Brazzaville, 10 juillet (CONGO-SITE) – La nouvelle règlementation des changes de la communauté sous-régionale est entrée en vigueur depuis le 1er mars dernier. Elle fixe à cinq millions francs CFA le plafond de l’allocation des devises avec possibilité d’aller au-delà si la demande est justifiée.



CEMAC : mise en œuvre d’une nouvelle réglementation des changes
Le règlement de l’an 2000 autorisait l’allocation des devises aux voyageurs plafonnées et variant selon les catégories des voyageurs à deux cent mille par jour. « Ce changement permet de simplifier le suivi de l’allocation des devises », selon un document de la  Banque des États de l'Afrique centrale (BEAC).

S’agissant de la flexibilité des modalités de rétrocession des devises, la nouvelle règlementation prévoit une rétrocession de 70% des devises de toutes les opérations alors que l’ancienne disposition faisait des rétrocessions de 100% des devises encaissées à l’occasion des opérations d’exportation. Une souplesse qui permet aux banques de disposer d’un volant de liquidité pour l’exécution des opérations courantes.

Notons que ces réformes visent à contribuer à la stabilité externe de la monnaie à travers une optimisation des transactions financières extérieures, de manière à minimiser les sorties des devises non causées et maximiser les entrées provenant des activités légales. Elles permettent également d’adapter la règlementation des changes à de nouvelles problématiques telles que l’émergence de nouveaux moyens de paiement, la lutte contre le blanchiment de capitaux et le financement du terrorisme.

« La nouvelle réglementation des changes est un instrument fondamental de la stratégie de sortie de crise arrêtée lors du sommet des chefs d’Etat en fin 2016. Son application stricte conditionne la soutenabilité externe de notre monnaie », a déclaré le gouverneur de la BEAC, Abbas Mahamat Toli, lors de la réunion de haut niveau pour la sensibilisation à la nouvelle réglementation des changes, le 4 juillet à Douala, au Cameroun.

Pour lui, ce nouveau dispositif apportera des innovations visant à stimuler l’activité économique et à favoriser la transformation profonde des économies des pays de la Communauté économique et monétaire de l’Afrique centrale (CEMAC).

Précisons que trois facteurs ont justifié la refonte du cadre réglementaire existant, afin de le rendre plus efficient dans la gestion des transactions financières extérieures. Il s’agit d’un faible rapatriement des recettes d’exportation dû principalement à l’ineffectivité de la mise en œuvre du cadre réglementaire et opérationnel de la réglementation des changes.

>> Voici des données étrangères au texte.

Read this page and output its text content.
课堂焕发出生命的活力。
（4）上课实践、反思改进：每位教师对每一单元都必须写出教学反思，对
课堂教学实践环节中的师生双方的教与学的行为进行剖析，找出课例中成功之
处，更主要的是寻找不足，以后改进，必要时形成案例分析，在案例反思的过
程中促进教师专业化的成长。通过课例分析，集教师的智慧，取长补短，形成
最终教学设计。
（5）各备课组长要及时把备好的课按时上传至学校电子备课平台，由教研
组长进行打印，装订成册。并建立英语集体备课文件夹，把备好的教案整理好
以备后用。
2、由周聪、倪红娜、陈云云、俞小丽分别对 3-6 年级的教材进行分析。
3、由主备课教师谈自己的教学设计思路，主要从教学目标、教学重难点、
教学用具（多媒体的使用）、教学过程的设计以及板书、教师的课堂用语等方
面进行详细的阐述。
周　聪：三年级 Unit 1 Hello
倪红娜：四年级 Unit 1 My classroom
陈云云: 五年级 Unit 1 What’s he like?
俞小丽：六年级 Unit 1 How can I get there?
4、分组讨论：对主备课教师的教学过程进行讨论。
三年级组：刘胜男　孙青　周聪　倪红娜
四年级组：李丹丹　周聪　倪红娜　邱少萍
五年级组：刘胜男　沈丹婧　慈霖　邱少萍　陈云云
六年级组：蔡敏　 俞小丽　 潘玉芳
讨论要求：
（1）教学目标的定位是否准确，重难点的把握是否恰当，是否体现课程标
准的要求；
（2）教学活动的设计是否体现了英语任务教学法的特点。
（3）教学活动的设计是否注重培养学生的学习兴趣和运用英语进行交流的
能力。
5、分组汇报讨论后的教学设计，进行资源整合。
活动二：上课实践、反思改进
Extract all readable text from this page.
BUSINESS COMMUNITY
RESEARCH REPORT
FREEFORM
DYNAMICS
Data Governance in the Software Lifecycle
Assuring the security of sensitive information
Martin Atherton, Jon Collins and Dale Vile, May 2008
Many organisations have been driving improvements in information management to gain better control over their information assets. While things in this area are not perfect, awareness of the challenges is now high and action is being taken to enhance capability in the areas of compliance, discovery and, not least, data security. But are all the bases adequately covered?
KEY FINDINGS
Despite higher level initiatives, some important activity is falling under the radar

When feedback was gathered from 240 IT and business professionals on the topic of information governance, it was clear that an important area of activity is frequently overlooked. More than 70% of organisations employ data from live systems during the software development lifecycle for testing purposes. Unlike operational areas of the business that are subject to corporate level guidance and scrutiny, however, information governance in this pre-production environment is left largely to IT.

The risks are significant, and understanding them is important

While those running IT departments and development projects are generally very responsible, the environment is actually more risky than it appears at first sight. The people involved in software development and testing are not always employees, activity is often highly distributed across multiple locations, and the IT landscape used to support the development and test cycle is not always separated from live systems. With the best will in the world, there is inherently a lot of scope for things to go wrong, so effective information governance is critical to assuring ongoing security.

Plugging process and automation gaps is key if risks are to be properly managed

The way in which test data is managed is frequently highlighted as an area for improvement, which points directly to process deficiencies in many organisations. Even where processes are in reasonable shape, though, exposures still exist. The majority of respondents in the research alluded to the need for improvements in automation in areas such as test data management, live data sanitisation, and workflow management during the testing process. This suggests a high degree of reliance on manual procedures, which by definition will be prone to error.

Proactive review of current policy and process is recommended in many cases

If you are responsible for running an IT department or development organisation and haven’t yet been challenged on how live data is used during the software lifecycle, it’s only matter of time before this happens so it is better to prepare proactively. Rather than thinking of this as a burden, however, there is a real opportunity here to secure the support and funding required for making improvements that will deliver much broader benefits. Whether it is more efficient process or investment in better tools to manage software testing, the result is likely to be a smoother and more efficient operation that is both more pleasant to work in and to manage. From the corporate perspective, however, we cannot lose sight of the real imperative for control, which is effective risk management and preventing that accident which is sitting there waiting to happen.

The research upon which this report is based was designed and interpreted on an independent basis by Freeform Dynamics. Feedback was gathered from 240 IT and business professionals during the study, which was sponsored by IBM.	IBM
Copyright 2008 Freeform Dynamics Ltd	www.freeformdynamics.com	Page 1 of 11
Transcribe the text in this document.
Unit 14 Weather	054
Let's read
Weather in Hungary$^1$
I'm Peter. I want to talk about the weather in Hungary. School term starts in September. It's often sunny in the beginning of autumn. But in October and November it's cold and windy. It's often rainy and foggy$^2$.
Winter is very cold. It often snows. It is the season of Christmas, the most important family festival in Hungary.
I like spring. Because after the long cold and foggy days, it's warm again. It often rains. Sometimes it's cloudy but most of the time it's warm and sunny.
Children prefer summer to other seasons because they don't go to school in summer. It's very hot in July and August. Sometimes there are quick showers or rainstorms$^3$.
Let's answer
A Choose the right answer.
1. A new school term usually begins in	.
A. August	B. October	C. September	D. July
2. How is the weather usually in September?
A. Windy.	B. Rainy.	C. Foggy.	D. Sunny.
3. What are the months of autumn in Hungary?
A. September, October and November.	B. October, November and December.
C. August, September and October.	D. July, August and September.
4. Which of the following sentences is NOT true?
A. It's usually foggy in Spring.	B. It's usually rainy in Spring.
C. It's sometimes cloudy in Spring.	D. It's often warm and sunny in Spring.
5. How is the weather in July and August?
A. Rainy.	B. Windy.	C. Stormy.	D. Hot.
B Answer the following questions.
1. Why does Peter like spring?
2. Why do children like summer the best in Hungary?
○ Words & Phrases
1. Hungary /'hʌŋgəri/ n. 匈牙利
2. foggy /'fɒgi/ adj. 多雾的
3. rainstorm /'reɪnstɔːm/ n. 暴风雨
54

Cette réglementation des changes communautaire ne reflétait plus les évolutions intervenues dans les sphères économiques et financières mondiales et sous-régionales. Le diagnostic de la situation macroéconomique réalisé par les autres autorités de la CEMAC et le gouvernement de la BEAC faisait ressortir que la politique monétaire n’était pas sous-tendue par une réglementation des changes adaptée à l’évolution de l’environnement.

Pour veiller à la mise en œuvre du nouveau dispositif, la BEAC a créé en son sein, depuis octobre 2017, une entité ad hoc dénommée cellule centrale d’études des transferts et de suivi de la réglementation des changes. Ses travaux ont efficacement contribué à la pleine maîtrise des flux de devises dans la sous-région et à l’amélioration du niveau des réserves de change de la CEMAC.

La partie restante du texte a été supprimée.